Battle Brews as World's Largest Coffee Exporter Eyes ImportsBy and
Congressmen from coffee-producing states organize opposition
Domestic prices have plummented 22% since peaking in November
A battle is brewing in Brazil for the second time in less than a year over the government’s decision to import robusta coffee beans.
Brazil is the world’s largest producer and exporter of the commodity. However, a two-year drought has led to a collapse in output of robusta beans in Espirito Santo state, the country’s biggest grower of the variety.
Agriculture Minister Blairo Maggi said Monday the government will allow so-called green robusta imports from Vietnam, following months of lobbying from Brazilian makers of instant coffee. On Tuesday, Congressman Ricardo Ferraco, from Espirito Santo state, filed a bill in the country’s Senate to stop the move.
“If this decision is not reversed, the weight of it will fall on Brazil’s President Michel Temer,” Espirito Santo Deputy Evair Vieira de Melo said by phone. “We are mobilizing congressmen from coffee states, such as Bahia, Rondonia and Minas Gerais, to fight.”
Brazil unsuccessfully tried to import green coffee in May 2016. The government had authorized 400 metric tons of coffee from Peru and later rescinded the measure after producers protested. The issue is pitting the country’s roasters and the instant coffee industry against farmers.
Imports are needed because of the scarcity of beans, Maggi said on Monday. He said the country lost instant coffee market share in January and February.
“I respect growers, but imports are needed amid a lack of coffee in the domestic market,” Maggi said.
Domestic robusta prices have plummeted 22 percent from a record high on Nov. 14 on import talks, according to the University of Sao Paulo’s Cepea research unit. Since then, coffee farmers in Espirito Santo have lost 500 million reais ($161 million) of potential revenue because of the price decline, Melo said.
Brazil’s agriculture ministry on Monday published phytosanitary requirements to import robusta green coffee from Vietnam. It includes a 1 million-bag quota for the domestic market and unlimited amounts of green coffee imports for processing and re-exporting, a practice known as drawback, Luis Eduardo Pacifici Rangel, Brazil’s secretary for agricultural defense, said by phone.
Potential importers may be concerned that beans grown abroad could bring in pests or other phytosanitary threats into the country’s farms, Johannesburg-based trader I. & M. Smith Ltd. said in a report on Tuesday. While this could slow the pace of possible inbound purchases, once successful imports are completed, the pace could accelerate soon after, it said.
Robusta prices in London are up 54 percent in the last 12 months amid supply concerns, while arabica futures in New York have climbed 30 percent compared with a year ago.
The president of Brazil’s top robusta grower Cooabriel, Antonio Joaquim de Souza Neto, said imports would discourage robusta coffee farmers from producing the bean.
“Growers will convert their farms to produce pepper or raise cattle," Neto said by phone.

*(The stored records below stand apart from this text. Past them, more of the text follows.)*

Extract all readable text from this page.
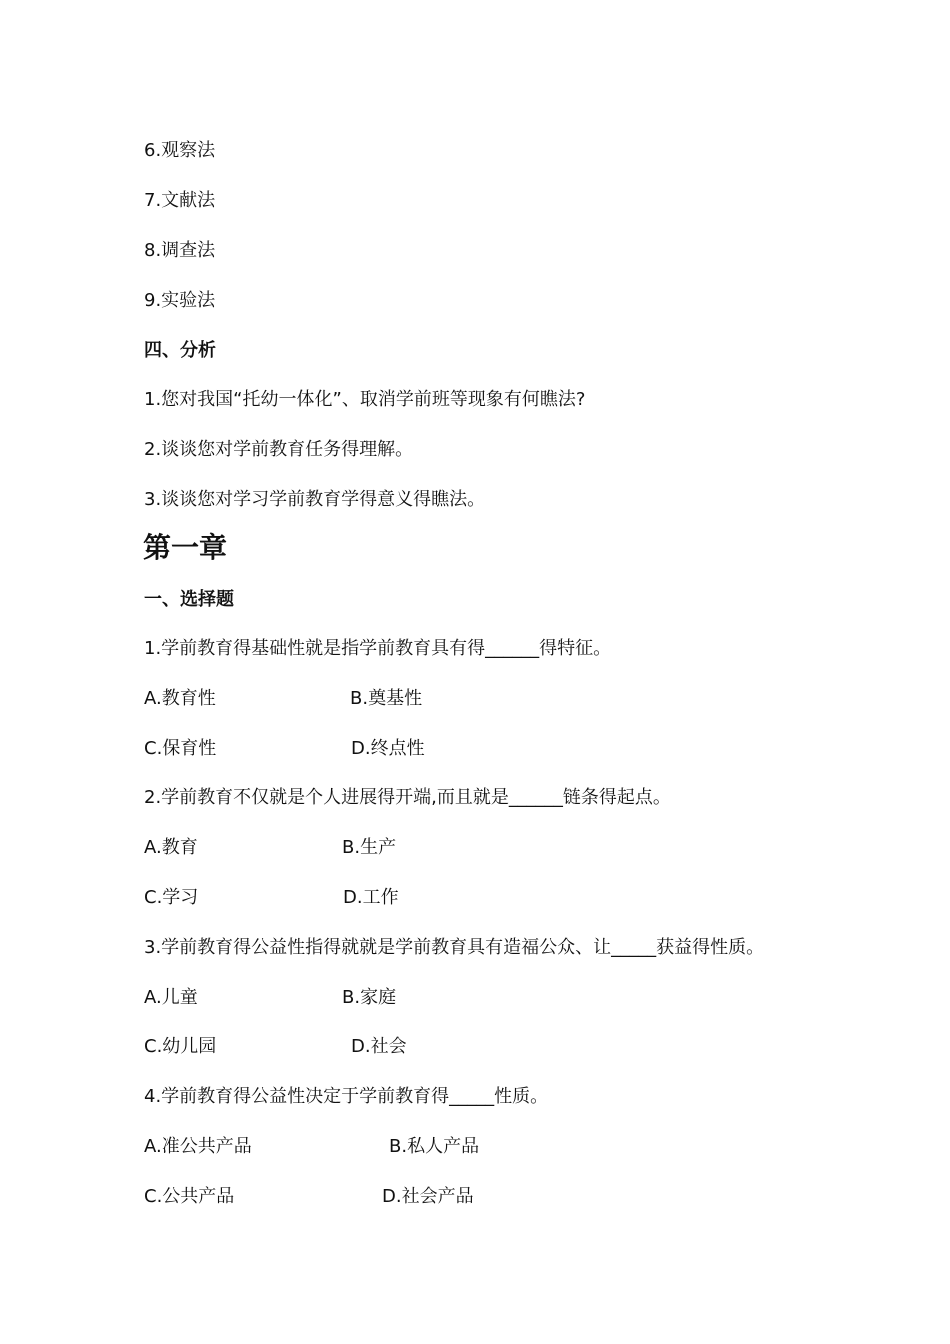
6.观察法

7.文献法

8.调查法

9.实验法

四、分析

1.您对我国“托幼一体化”、取消学前班等现象有何瞧法?

2.谈谈您对学前教育任务得理解。

3.谈谈您对学习学前教育学得意义得瞧法。

第一章

一、选择题

1.学前教育得基础性就是指学前教育具有得______得特征。

A.教育性	B.奠基性
C.保育性	D.终点性

2.学前教育不仅就是个人进展得开端,而且就是______链条得起点。

A.教育	B.生产
C.学习	D.工作

3.学前教育得公益性指得就就是学前教育具有造福公众、让_____获益得性质。

A.儿童	B.家庭
C.幼儿园	D.社会

4.学前教育得公益性决定于学前教育得_____性质。

A.准公共产品	B.私人产品
C.公共产品	D.社会产品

Brazil’s largest arabica-coffee cooperative Cooxupe also opposes coffee imports.
Objections from growers may succeed in blocking the imports, Marcio Candido Ferreira, director at robusta coffee trader Tristao Cia. de Comercio Exterior, said by phone from Espirito Santo state.
"I don’t think this government decision is definitive,” Ferreira said. “I see growers, politicians trying hard to intervene to stop that."